Komite Sözcüsü Âdem Rical, “Tavile’de güvenlik durumu istikrarlı, ancak insani ihtiyaçlar yerel halkın, ulusal insani yardım kuruluşlarının ve buradaki yetkililerin kapasitesinin ötesinde” dedi.

Rical, yerel toplum liderlerinin yerinden edilenlere yardım sağlamak için girişimler başlattığını, ancak sayılarının çok fazla olması ve giderek artması nedeniyle ihtiyaçları yeterince karşılayamadıklarını söyledi.

frgtyu
HDK'nin 15 Nisan'da Kuzey Darfur'daki yerinden edilmiş kişiler için kurulan Zemzem Kampı’na düzenlediği saldırının ardından binlerce kişi bölgeden ayrılmak zorunda kaldı. (Reuters)

Rical, Tavile'nin el-Faşir ve çevresindeki kamplardan yerinden edilmiş insanları kabul eden bir nokta haline geldiğini ve önemli bir kısmının Cebel Marra'daki Fanga, Golo ve Nertiti'deki diğer komşu bölgelere kaçmaya devam ettiğini söyledi.

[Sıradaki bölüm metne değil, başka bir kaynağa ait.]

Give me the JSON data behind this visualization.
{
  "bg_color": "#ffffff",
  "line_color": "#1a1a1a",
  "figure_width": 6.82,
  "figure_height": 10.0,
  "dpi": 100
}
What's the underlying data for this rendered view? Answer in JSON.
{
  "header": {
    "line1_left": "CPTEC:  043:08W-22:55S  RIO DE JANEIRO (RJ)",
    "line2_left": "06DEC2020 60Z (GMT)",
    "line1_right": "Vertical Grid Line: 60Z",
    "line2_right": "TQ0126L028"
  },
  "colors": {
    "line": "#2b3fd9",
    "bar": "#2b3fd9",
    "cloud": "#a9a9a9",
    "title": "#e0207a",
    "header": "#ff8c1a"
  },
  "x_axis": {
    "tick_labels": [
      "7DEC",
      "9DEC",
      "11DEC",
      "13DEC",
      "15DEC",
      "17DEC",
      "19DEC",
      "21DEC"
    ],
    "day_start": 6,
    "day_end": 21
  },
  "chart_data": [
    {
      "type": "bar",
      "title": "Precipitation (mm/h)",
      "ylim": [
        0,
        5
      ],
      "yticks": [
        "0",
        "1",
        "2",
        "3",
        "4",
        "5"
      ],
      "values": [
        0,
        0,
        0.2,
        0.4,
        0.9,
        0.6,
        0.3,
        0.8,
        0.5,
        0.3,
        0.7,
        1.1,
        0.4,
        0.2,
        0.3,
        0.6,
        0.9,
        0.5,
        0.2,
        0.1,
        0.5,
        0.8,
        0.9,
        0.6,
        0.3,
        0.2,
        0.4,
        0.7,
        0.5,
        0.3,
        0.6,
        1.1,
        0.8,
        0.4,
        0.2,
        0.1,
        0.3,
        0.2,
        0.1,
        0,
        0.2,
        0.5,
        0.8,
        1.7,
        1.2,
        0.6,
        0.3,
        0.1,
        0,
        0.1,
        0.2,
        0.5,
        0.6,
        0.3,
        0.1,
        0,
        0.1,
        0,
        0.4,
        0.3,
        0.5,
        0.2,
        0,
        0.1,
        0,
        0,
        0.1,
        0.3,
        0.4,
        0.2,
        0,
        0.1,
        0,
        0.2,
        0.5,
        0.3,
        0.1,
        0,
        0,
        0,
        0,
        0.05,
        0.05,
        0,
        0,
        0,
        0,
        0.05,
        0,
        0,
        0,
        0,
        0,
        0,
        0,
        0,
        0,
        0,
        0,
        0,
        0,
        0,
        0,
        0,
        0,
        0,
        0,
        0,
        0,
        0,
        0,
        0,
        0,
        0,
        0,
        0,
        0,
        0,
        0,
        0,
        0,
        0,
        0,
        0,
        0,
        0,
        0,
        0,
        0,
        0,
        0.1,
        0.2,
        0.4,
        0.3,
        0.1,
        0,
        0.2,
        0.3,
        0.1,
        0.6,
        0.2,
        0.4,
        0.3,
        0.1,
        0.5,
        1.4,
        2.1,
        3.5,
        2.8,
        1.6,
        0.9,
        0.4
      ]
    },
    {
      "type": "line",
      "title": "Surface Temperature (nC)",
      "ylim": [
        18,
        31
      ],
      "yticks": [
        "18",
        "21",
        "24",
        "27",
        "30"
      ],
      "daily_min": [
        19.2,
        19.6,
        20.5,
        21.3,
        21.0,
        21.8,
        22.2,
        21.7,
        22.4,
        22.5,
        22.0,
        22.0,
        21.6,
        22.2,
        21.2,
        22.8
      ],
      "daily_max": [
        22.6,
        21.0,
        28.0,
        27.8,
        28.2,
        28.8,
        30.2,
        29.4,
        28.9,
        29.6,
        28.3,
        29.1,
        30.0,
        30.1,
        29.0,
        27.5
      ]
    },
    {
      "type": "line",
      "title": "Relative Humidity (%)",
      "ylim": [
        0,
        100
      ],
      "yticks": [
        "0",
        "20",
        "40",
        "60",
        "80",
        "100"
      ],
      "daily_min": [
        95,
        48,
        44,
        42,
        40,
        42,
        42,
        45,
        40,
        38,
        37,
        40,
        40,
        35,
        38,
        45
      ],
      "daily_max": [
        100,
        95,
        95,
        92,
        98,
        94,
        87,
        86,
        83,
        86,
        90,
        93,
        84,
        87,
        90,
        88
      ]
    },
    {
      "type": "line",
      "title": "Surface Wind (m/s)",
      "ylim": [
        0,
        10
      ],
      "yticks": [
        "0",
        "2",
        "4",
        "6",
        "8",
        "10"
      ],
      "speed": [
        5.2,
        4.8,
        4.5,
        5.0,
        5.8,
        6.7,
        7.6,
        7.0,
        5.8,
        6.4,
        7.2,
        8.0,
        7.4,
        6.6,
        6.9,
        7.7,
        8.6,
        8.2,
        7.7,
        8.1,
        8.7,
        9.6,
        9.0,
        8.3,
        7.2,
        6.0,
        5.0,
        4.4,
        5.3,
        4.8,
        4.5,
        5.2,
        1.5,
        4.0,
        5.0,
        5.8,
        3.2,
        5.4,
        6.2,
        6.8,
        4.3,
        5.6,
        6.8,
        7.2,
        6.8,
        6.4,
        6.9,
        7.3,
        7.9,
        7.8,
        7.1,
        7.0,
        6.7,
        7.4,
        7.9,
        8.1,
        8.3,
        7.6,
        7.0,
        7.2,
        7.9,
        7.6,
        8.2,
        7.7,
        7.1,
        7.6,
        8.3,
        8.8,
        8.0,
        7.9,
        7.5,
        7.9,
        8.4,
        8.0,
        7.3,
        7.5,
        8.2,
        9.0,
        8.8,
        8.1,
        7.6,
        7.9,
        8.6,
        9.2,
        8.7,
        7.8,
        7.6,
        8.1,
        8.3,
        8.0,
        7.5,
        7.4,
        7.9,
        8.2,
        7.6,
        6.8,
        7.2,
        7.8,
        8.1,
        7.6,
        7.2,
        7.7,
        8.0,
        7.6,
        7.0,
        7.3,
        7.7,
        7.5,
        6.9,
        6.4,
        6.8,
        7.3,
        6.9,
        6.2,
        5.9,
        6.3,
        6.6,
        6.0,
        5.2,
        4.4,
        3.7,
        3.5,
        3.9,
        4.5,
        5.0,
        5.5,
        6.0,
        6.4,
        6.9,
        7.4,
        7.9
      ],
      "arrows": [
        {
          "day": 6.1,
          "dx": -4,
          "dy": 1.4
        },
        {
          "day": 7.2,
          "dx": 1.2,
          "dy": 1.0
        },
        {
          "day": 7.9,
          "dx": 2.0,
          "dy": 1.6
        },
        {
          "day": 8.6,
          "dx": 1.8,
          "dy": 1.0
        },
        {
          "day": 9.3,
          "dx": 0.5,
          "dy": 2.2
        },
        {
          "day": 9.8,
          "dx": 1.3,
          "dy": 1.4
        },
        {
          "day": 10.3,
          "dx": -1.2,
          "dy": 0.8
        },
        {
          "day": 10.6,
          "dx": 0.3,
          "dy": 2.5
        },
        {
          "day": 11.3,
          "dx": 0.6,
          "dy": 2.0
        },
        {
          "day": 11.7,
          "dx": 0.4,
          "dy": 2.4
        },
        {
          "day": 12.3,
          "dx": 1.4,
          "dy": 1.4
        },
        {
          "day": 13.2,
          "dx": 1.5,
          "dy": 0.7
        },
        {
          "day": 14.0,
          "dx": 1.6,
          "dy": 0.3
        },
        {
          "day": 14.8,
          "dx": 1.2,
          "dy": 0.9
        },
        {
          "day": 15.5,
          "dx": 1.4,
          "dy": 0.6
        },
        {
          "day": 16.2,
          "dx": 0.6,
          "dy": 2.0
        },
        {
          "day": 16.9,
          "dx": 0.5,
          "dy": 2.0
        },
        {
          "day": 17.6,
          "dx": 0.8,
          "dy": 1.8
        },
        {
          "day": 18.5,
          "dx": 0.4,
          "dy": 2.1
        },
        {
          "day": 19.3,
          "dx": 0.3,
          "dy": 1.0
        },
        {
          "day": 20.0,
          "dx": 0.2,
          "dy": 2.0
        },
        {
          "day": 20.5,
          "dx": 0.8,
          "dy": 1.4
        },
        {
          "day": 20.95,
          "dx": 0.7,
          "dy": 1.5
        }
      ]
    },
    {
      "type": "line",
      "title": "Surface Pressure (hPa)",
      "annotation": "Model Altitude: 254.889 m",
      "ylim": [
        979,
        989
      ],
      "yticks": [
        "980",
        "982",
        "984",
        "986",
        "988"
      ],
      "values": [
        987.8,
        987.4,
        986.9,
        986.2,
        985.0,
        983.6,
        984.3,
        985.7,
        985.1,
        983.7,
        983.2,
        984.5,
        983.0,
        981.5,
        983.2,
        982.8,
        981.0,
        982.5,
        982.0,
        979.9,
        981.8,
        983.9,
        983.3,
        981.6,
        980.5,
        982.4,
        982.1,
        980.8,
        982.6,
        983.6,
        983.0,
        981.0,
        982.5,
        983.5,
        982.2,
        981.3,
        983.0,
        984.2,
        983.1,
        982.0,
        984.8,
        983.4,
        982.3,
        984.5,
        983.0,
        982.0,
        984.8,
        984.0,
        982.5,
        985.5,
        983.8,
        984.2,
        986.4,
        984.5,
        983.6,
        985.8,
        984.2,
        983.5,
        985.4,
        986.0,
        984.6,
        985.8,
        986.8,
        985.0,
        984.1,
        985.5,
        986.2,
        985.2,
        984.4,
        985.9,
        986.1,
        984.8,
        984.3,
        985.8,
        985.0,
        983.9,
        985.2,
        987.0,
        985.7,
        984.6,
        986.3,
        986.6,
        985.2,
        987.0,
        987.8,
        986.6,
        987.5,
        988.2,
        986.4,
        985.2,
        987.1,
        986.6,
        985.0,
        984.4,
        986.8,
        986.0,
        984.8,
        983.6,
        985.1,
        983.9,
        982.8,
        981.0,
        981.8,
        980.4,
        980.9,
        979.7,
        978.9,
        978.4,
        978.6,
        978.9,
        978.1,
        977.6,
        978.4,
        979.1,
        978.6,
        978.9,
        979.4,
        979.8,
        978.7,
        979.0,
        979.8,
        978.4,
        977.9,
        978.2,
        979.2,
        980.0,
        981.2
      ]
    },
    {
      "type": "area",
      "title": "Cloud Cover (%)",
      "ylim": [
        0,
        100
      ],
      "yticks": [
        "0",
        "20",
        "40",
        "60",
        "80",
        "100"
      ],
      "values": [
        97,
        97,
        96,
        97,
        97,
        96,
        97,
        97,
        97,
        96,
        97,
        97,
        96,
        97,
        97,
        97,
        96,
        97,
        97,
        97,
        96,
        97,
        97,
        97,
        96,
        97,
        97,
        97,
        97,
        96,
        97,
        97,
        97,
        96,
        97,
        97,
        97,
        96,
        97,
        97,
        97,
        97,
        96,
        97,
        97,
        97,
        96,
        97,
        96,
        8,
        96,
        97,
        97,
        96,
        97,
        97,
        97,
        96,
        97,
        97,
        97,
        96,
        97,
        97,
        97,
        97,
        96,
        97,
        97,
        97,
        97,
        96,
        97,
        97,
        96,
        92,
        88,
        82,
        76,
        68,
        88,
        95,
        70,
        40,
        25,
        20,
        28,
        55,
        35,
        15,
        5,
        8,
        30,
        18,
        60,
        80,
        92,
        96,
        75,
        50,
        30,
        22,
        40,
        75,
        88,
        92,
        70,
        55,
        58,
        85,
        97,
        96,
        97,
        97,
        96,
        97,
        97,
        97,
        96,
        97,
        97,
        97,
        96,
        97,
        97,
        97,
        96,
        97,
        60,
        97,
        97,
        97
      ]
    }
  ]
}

Yerel halk ve ulusal kuruluşların yanı sıra gönüllü acil servisler, yerinden edilenlere yardım etmek için mısır unu, bakliyat, içme suyu ve battaniye sağlıyor. Ancak bu yardım, el-Faşir ile Zemzem ve Ebu Şuk kamplarından çok sayıda kişinin ihtiyaçlarını karşılama konusunda sınırlı kalıyor.

El-Faşir acı çekiyor

Şarku’l Avsat'a konuşan çeşitli kaynaklara göre, Zemzem Kampı sakinlerinin yaklaşık yüzde 70'i, yüzlerce sivilin öldürülmesi ve yaralanmasıyla sonuçlanan HDK'nin son saldırısının ardından Tavile bölgesine ve eyaletteki diğer bölgelere göç etti. Kaynaklar, el-Faşir'de, Zemzem ve Ebu Şuk kamplarında kalanların gıda, içme suyu ve ilaç sıkıntısı nedeniyle çok kötü insani koşullarla karşı karşıya olduklarını söyledi. Aynı kaynaklar, Sudan ordusu ve müttefik silahlı mücadele hareketlerinin ortak gücünün, el-Faşir'den ayrılmalarını engellemek için ailelerin önüne engeller koymaya devam ettiğini, askeri operasyonların ve karşılıklı topçu atışlarının artmasına ve şehir üzerindeki uzun süreli kuşatma nedeniyle yiyecek ve içme suyu elde etmenin zorluğuna rağmen onları tehdit altında kalmaya zorladığını belirtti.

Mülteciler ve Ülke İçinde Yerinden Edilmiş Kişiler Genel Koordinasyon Komitesi bu hafta başında, Sudan ordusunun askeri istihbaratının Ebu Şuk Kampı’ndaki onlarca gönüllü lider ve aktivisti HDK ile iş birliği yaptıkları suçlamasıyla tutukladığını açıkladı.

Şarku’l Avsat tarafından elde edilen bilgilere göre Çad ile olan Adre Sınır Kapısı, Tavile'de yeni yerinden edilmiş insanlara insani yardım ulaştırılması için açıldı. Çeşitli kaynaklara göre, son birkaç gün içinde gıda maddeleri, ilaçlar ve barınma malzemeleri yüklü birçok tır bölgeye geldi, ancak çok sayıda yerinden edilmiş insan nedeniyle bu yardımlar yetersiz kalıyor.

Mülteciler ve Ülke İçinde Yerinden Edilmiş Kişiler Genel Koordinasyon Komitesi, Tavile bölgesinde acil durum ilan etmek üzere olduğunu bildirerek, uluslararası ve yerel kuruluşları Kuzey Darfur'dan gelen binlerce yerinden edilmiş kişinin hayatını kurtarmak için acilen harekete geçmeye çağırdı.